Mayra também classificou o cenário de acidentes no trabalho no Brasil como uma “desgraça nacional”, reforçando a necessidade de uma atuação mais rígida dos órgãos fiscalizadores. “E não só isso, vivemos em um tempo em que é exigido um ritmo cada vez maior de trabalho, onde os aparelhos de telefonia celular fazem com que o indivíduo leve trabalho para casa”.
O papel do SUS
Ainda durante a conferência, Mayra Pinheiro também defendeu a aproximação com a iniciativa privada como forma de facilitar o acesso à saúde pública. Ela mencionou o exemplo da gestão de João Dória na Prefeitura de São Paulo, quando, em parceria com hospitais privados, forneceu atendimento à população de baixa renda.
“Defendemos o sistema de vouchers em parceria com o sistema privado, o que nos ajuda a gerenciar melhor os recursos do SUS e garantir ao paciente um atendimento mais ágil. O Ministério da Saúde pretende fazer um programa semelhante ao implementado em São Paulo, só que voltado ao Nordeste. O enfoque será no atendimento especializado e cirurgias”, indicou.
Na contramão, o professor do Instituto de Economia da UNICAMP e autor do livro “Crônica de uma Crise Anunciada: Crítica à Economia Política de Lula e Dilma”, Plínio de Arruda Sampaio Jr, criticou uma possível desestruturação do Sistema Único de Saúde.
“Ganha cada vez mais força o discurso de que o SUS é mal gerido, mas não se fala do subfinanciamento do Sistema, que é o seu problema mais grave. Querem agora desmontar o SUS porque a saúde do trabalhador é cada vez menos importante, especialmente com as novas relações de trabalho. Hoje, o subemprego e a informalidade deixam o brasileiro cada vez mais exposto”, analisou Plínio. “Vivemos uma grave crise social e que terá impactos profundos na saúde do trabalhador. A Constituição de 1988 prometeu uma Suécia, mas entregou um Haiti para a grande maioria da população”.

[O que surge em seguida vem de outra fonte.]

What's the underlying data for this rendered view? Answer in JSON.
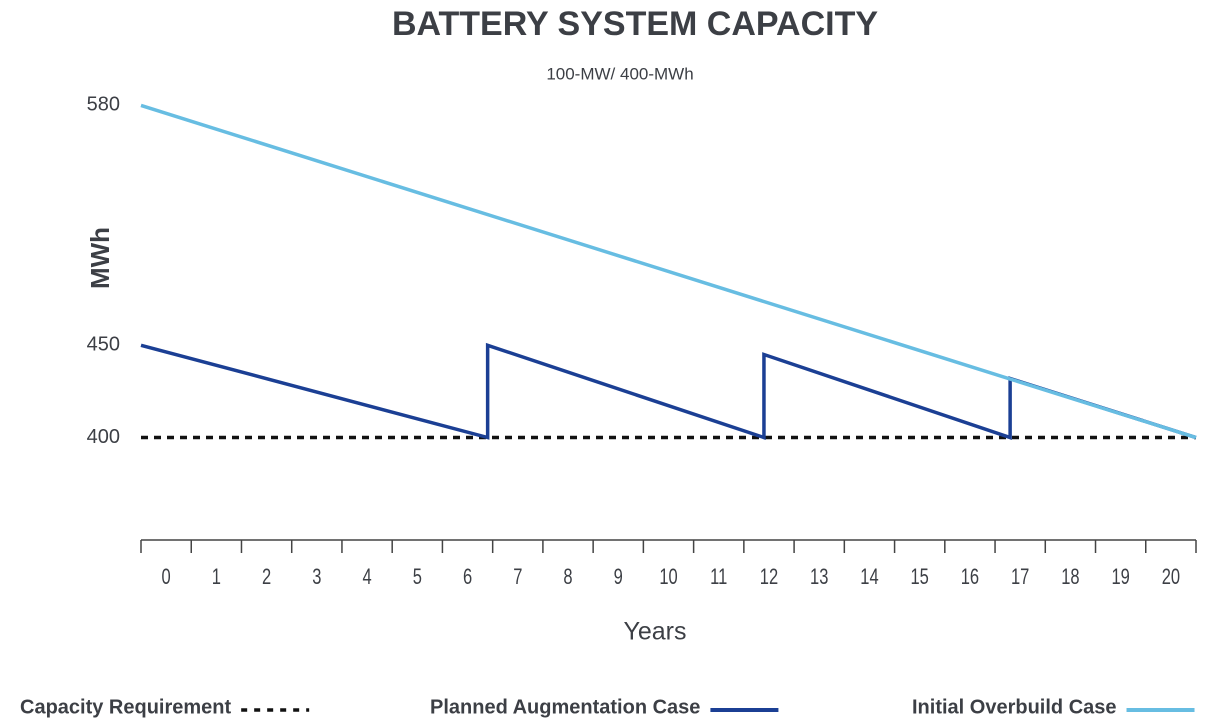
{
  "chart_data": {
    "type": "line",
    "title": "BATTERY SYSTEM CAPACITY",
    "subtitle": "100-MW/ 400-MWh",
    "ylabel": "MWh",
    "xlabel": "Years",
    "xlim": [
      0,
      21
    ],
    "xticks": [
      {
        "value": 0.5,
        "label": "0"
      },
      {
        "value": 1.5,
        "label": "1"
      },
      {
        "value": 2.5,
        "label": "2"
      },
      {
        "value": 3.5,
        "label": "3"
      },
      {
        "value": 4.5,
        "label": "4"
      },
      {
        "value": 5.5,
        "label": "5"
      },
      {
        "value": 6.5,
        "label": "6"
      },
      {
        "value": 7.5,
        "label": "7"
      },
      {
        "value": 8.5,
        "label": "8"
      },
      {
        "value": 9.5,
        "label": "9"
      },
      {
        "value": 10.5,
        "label": "10"
      },
      {
        "value": 11.5,
        "label": "11"
      },
      {
        "value": 12.5,
        "label": "12"
      },
      {
        "value": 13.5,
        "label": "13"
      },
      {
        "value": 14.5,
        "label": "14"
      },
      {
        "value": 15.5,
        "label": "15"
      },
      {
        "value": 16.5,
        "label": "16"
      },
      {
        "value": 17.5,
        "label": "17"
      },
      {
        "value": 18.5,
        "label": "18"
      },
      {
        "value": 19.5,
        "label": "19"
      },
      {
        "value": 20.5,
        "label": "20"
      }
    ],
    "ylim": [
      345,
      590
    ],
    "yticks": [
      400,
      450,
      580
    ],
    "series": [
      {
        "name": "Capacity Requirement",
        "color": "#111111",
        "dash": true,
        "x": [
          0,
          21
        ],
        "values": [
          400,
          400
        ]
      },
      {
        "name": "Planned Augmentation Case",
        "color": "#1b3f94",
        "dash": false,
        "x": [
          0,
          6.9,
          6.9,
          12.4,
          12.4,
          17.3,
          17.3,
          21
        ],
        "values": [
          450,
          400,
          450,
          400,
          445,
          400,
          432,
          400
        ]
      },
      {
        "name": "Initial Overbuild Case",
        "color": "#67bde2",
        "dash": false,
        "x": [
          0,
          21
        ],
        "values": [
          580,
          400
        ]
      }
    ]
  }
}
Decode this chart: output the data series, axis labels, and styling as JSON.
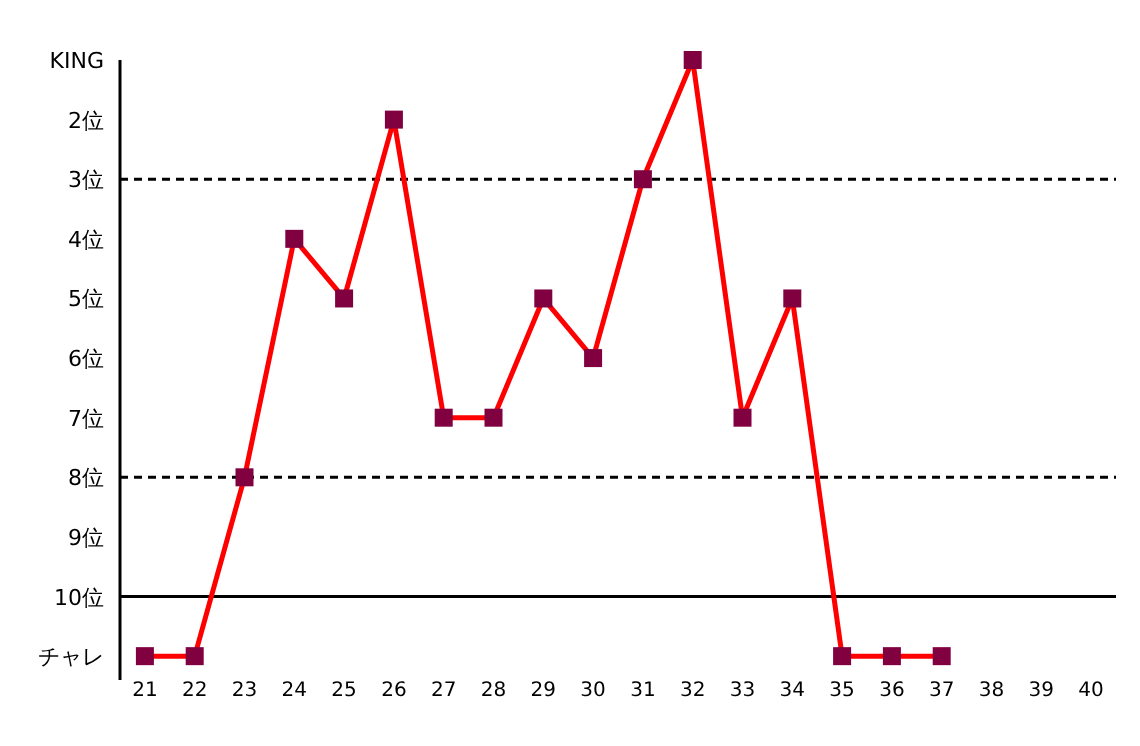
{
  "chart_data": {
    "type": "line",
    "x": [
      21,
      22,
      23,
      24,
      25,
      26,
      27,
      28,
      29,
      30,
      31,
      32,
      33,
      34,
      35,
      36,
      37
    ],
    "series": [
      {
        "color": "#ff0000",
        "colors": [
          "#800040",
          "#800040",
          "#800040",
          "#800040",
          "#800040",
          "#800040",
          "#800040",
          "#800040",
          "#800040",
          "#800040",
          "#800040",
          "#800040",
          "#800040",
          "#800040",
          "#800040",
          "#800040",
          "#800040"
        ],
        "values": [
          11,
          11,
          8,
          4,
          5,
          2,
          7,
          7,
          5,
          6,
          3,
          1,
          7,
          5,
          11,
          11,
          11
        ]
      }
    ],
    "marker": "square",
    "line_style": "solid",
    "xlim": [
      20.5,
      40.5
    ],
    "xticks": [
      21,
      22,
      23,
      24,
      25,
      26,
      27,
      28,
      29,
      30,
      31,
      32,
      33,
      34,
      35,
      36,
      37,
      38,
      39,
      40
    ],
    "ylim": [
      11.4,
      1
    ],
    "yticks": [
      {
        "value": 1,
        "label": "KING"
      },
      {
        "value": 2,
        "label": "2位"
      },
      {
        "value": 3,
        "label": "3位"
      },
      {
        "value": 4,
        "label": "4位"
      },
      {
        "value": 5,
        "label": "5位"
      },
      {
        "value": 6,
        "label": "6位"
      },
      {
        "value": 7,
        "label": "7位"
      },
      {
        "value": 8,
        "label": "8位"
      },
      {
        "value": 9,
        "label": "9位"
      },
      {
        "value": 10,
        "label": "10位"
      },
      {
        "value": 11,
        "label": "チャレ"
      }
    ],
    "ref_lines": [
      {
        "axis": "y",
        "value": 3,
        "color": "#000000",
        "line_style": "dashed"
      },
      {
        "axis": "y",
        "value": 8,
        "color": "#000000",
        "line_style": "dashed"
      },
      {
        "axis": "y",
        "value": 10,
        "color": "#000000",
        "line_style": "solid"
      }
    ]
  }
}
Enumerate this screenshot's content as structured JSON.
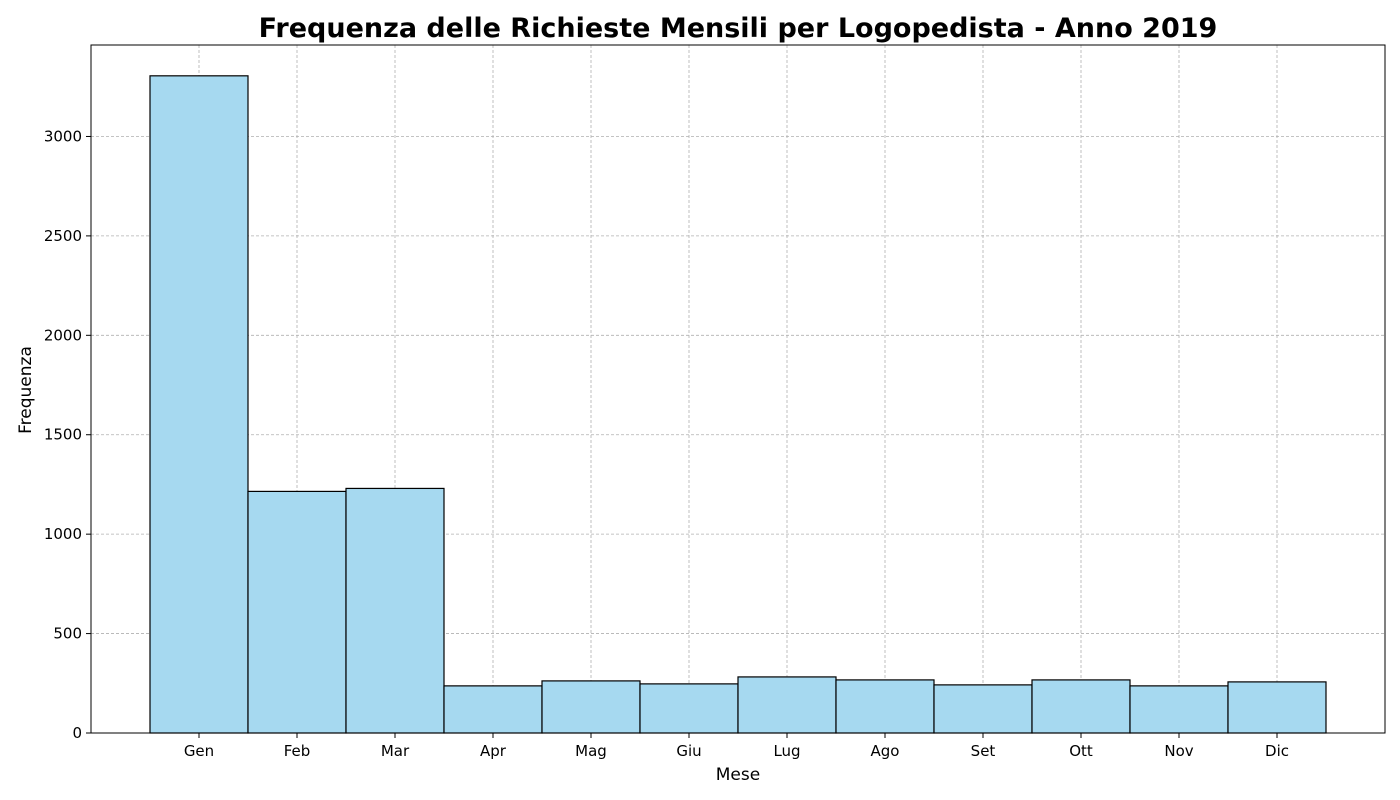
{
  "chart_data": {
    "type": "bar",
    "title": "Frequenza delle Richieste Mensili per Logopedista - Anno 2019",
    "xlabel": "Mese",
    "ylabel": "Frequenza",
    "categories": [
      "Gen",
      "Feb",
      "Mar",
      "Apr",
      "Mag",
      "Giu",
      "Lug",
      "Ago",
      "Set",
      "Ott",
      "Nov",
      "Dic"
    ],
    "values": [
      3305,
      1215,
      1230,
      237,
      262,
      247,
      282,
      267,
      242,
      267,
      237,
      257
    ],
    "ylim": [
      0,
      3460
    ],
    "yticks": [
      0,
      500,
      1000,
      1500,
      2000,
      2500,
      3000
    ],
    "grid": true,
    "bar_color": "#a6d9f0",
    "edge_color": "#000000"
  }
}
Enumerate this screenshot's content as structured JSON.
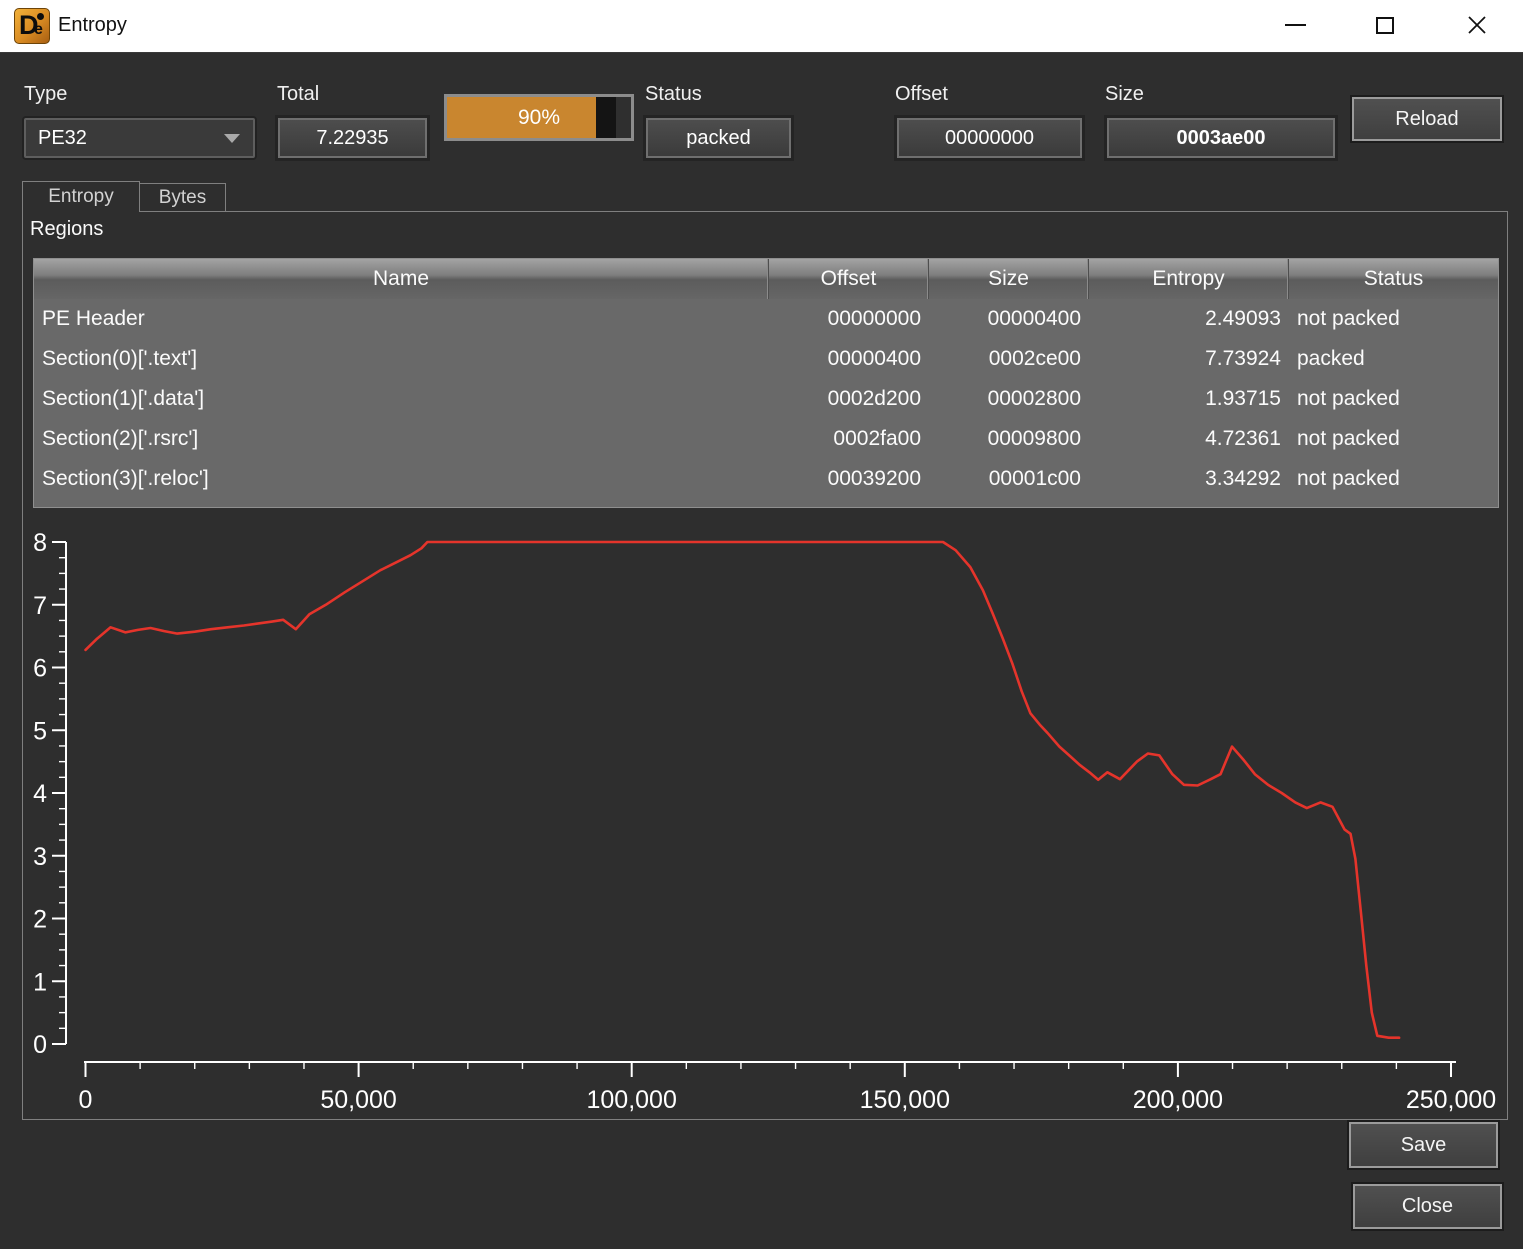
{
  "window": {
    "title": "Entropy",
    "logo_d": "D",
    "logo_e": "e"
  },
  "controls": {
    "type": {
      "label": "Type",
      "value": "PE32"
    },
    "total": {
      "label": "Total",
      "value": "7.22935"
    },
    "progress": {
      "text": "90%",
      "fill_percent": 81,
      "dark_band_percent": 11,
      "fill_color": "#c9862f"
    },
    "status": {
      "label": "Status",
      "value": "packed"
    },
    "offset": {
      "label": "Offset",
      "value": "00000000"
    },
    "size": {
      "label": "Size",
      "value": "0003ae00"
    },
    "reload": {
      "label": "Reload"
    }
  },
  "tabs": [
    {
      "label": "Entropy",
      "selected": true
    },
    {
      "label": "Bytes",
      "selected": false
    }
  ],
  "regions": {
    "title": "Regions",
    "columns": [
      "Name",
      "Offset",
      "Size",
      "Entropy",
      "Status"
    ],
    "rows": [
      [
        "PE Header",
        "00000000",
        "00000400",
        "2.49093",
        "not packed"
      ],
      [
        "Section(0)['.text']",
        "00000400",
        "0002ce00",
        "7.73924",
        "packed"
      ],
      [
        "Section(1)['.data']",
        "0002d200",
        "00002800",
        "1.93715",
        "not packed"
      ],
      [
        "Section(2)['.rsrc']",
        "0002fa00",
        "00009800",
        "4.72361",
        "not packed"
      ],
      [
        "Section(3)['.reloc']",
        "00039200",
        "00001c00",
        "3.34292",
        "not packed"
      ]
    ]
  },
  "chart_data": {
    "type": "line",
    "title": "",
    "xlabel": "",
    "ylabel": "",
    "xlim": [
      0,
      250000
    ],
    "ylim": [
      0,
      8
    ],
    "x_major_ticks": [
      0,
      50000,
      100000,
      150000,
      200000,
      250000
    ],
    "x_tick_labels": [
      "0",
      "50,000",
      "100,000",
      "150,000",
      "200,000",
      "250,000"
    ],
    "y_major_ticks": [
      0,
      1,
      2,
      3,
      4,
      5,
      6,
      7,
      8
    ],
    "x_minor_step": 10000,
    "y_minor_step": 0.25,
    "grid": false,
    "legend": false,
    "axis_color": "#ffffff",
    "line_color": "#e5342b",
    "series": [
      {
        "name": "entropy",
        "points": [
          [
            0,
            6.28
          ],
          [
            2000,
            6.45
          ],
          [
            4600,
            6.64
          ],
          [
            7300,
            6.56
          ],
          [
            9600,
            6.6
          ],
          [
            11900,
            6.63
          ],
          [
            14400,
            6.58
          ],
          [
            16800,
            6.54
          ],
          [
            20000,
            6.57
          ],
          [
            23000,
            6.61
          ],
          [
            26000,
            6.64
          ],
          [
            29000,
            6.67
          ],
          [
            31500,
            6.7
          ],
          [
            34000,
            6.73
          ],
          [
            36200,
            6.76
          ],
          [
            38500,
            6.61
          ],
          [
            41000,
            6.85
          ],
          [
            44000,
            7.0
          ],
          [
            47500,
            7.2
          ],
          [
            51000,
            7.39
          ],
          [
            54000,
            7.55
          ],
          [
            57000,
            7.68
          ],
          [
            59500,
            7.79
          ],
          [
            61500,
            7.9
          ],
          [
            62600,
            8.0
          ],
          [
            157000,
            8.0
          ],
          [
            159300,
            7.87
          ],
          [
            162000,
            7.6
          ],
          [
            164300,
            7.23
          ],
          [
            166100,
            6.86
          ],
          [
            167900,
            6.47
          ],
          [
            169700,
            6.06
          ],
          [
            171400,
            5.62
          ],
          [
            173000,
            5.27
          ],
          [
            174700,
            5.09
          ],
          [
            176100,
            4.96
          ],
          [
            178300,
            4.74
          ],
          [
            180100,
            4.6
          ],
          [
            182000,
            4.45
          ],
          [
            183800,
            4.33
          ],
          [
            185400,
            4.21
          ],
          [
            187100,
            4.33
          ],
          [
            189400,
            4.22
          ],
          [
            192500,
            4.5
          ],
          [
            194500,
            4.63
          ],
          [
            196600,
            4.6
          ],
          [
            199000,
            4.3
          ],
          [
            201100,
            4.13
          ],
          [
            203600,
            4.12
          ],
          [
            206000,
            4.22
          ],
          [
            207800,
            4.3
          ],
          [
            209900,
            4.74
          ],
          [
            212100,
            4.52
          ],
          [
            214100,
            4.3
          ],
          [
            216500,
            4.13
          ],
          [
            219000,
            4.0
          ],
          [
            221500,
            3.85
          ],
          [
            223600,
            3.76
          ],
          [
            226100,
            3.85
          ],
          [
            228300,
            3.78
          ],
          [
            230500,
            3.42
          ],
          [
            231600,
            3.35
          ],
          [
            232500,
            2.95
          ],
          [
            233500,
            2.1
          ],
          [
            234500,
            1.25
          ],
          [
            235500,
            0.5
          ],
          [
            236500,
            0.13
          ],
          [
            238600,
            0.1
          ],
          [
            240500,
            0.1
          ]
        ]
      }
    ]
  },
  "footer": {
    "save": "Save",
    "close": "Close"
  }
}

A presidente da ANAMT, Marcia Bandini, comemorou a possibilidade do evento abrir espaço para a fala de correntes antagônicas como forma de apresentar aos Médicos do Trabalho presentes no Congresso diferentes pontos de vista.
“Desde o princípio, a organização do evento comprometeu-se em organizar um evento plural e com amplo espaço para o contraditório, algo cada vez mais difícil no clima político que vivemos”, ressaltou, relembrando também o trabalho da Associação nesse período de mudanças. “A ANAMT tem trabalhado na conscientização da especialidade sobre os impactos que uma possível simplificação das NRs pode causar, até para a nossa empregabilidade. Também nos posicionamentos de forma contrária à Reforma Trabalhista e à Terceirização Irrestrita”.